Zugleich ist der Roman ein Porträt einer perspektiv- und hoffnungslosen Gesellschaft, in der im Zweifelfall Brutalität und Intrigen den Sieg davontragen. Alexander Koslow, der aus Moskau geschickt wurde, um die Selbstmordserie aufzuklären, ist nach dem Scheitern seiner Ehe selbst tieftraurig und steht in der Provinz auf verlorenem Posten - der örtliche Polizeichef ist wegen eines vorangegangenen Falls schlecht auf ihn zu sprechen - und hat selbst bereits seinen Verdächtigen, den naiven und gutmütigen Petja, selbst einst Zögling des Kinderheims, von dem sich die örtliche Polizei genervt fühlt. Petja ist zwar unschuldig, soviel sei bereits verraten, aber die Polizisten haben Mittel und Wege, ein Geständnis zu bekommen.

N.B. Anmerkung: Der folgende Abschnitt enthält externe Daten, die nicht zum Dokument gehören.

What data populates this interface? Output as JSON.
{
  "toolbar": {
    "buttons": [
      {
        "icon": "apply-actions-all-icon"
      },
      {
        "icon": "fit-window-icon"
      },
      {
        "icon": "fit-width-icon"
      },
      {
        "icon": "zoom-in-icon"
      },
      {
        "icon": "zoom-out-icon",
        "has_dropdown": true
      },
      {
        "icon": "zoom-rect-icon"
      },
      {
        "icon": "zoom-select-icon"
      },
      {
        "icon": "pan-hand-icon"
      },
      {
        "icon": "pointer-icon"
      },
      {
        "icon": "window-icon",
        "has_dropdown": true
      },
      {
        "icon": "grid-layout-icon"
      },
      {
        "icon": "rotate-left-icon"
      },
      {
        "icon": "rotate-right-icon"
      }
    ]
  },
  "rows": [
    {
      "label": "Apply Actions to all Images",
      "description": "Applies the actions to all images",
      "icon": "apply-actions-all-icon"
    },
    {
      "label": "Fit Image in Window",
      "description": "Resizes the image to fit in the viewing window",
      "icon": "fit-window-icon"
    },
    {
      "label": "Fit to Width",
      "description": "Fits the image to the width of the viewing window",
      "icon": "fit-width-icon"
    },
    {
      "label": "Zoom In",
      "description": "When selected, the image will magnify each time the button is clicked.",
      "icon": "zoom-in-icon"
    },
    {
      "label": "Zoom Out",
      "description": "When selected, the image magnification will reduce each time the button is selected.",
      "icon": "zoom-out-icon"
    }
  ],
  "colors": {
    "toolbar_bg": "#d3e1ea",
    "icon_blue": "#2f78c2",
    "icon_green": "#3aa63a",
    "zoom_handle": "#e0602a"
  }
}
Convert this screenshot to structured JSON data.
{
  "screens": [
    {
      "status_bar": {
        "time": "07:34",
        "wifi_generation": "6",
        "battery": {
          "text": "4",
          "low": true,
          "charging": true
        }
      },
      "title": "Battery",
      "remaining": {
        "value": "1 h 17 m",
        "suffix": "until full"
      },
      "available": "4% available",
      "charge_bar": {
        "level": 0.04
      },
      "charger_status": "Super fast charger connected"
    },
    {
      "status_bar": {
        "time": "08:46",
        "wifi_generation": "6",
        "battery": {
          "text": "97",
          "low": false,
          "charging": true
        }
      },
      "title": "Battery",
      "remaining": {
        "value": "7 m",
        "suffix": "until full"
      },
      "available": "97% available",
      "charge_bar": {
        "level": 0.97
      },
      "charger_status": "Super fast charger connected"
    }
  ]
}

Filipenko schreibt teils mit bitterem Humor, teils pointiert und legt den Finger in so manche Wunde. Das Kinderheim wie auch das lokale Polizeirevier werden zur Parabel einer Gesellschaft, die von Zwang und Anpassungsdruck bestimmt ist und Individualität unterdrückt. Verletzungen wie Selbstverletzungen sind hier Alltag. Der traurige Kommissar löst am Ende zwar seinen Fall, doch er kann weder sich noch Petja helfen. Angesichts der Realitäten kann er im Ringen um die Wahrheit nur scheitern.

Mit repressiven Systemen kennt sich Filipenko aus. In seinen früheren Romanen schilderte er das Leben unter dem Stalinismus ebenso wie Korruption und Gier in seiner Heimat in der Gegenwart. Sein neues Buch, im Stil der griechischen Tragödie in Gesänge gegliedert, beeindruckt mit seiner Kompromisslosigkeit und Düsternis.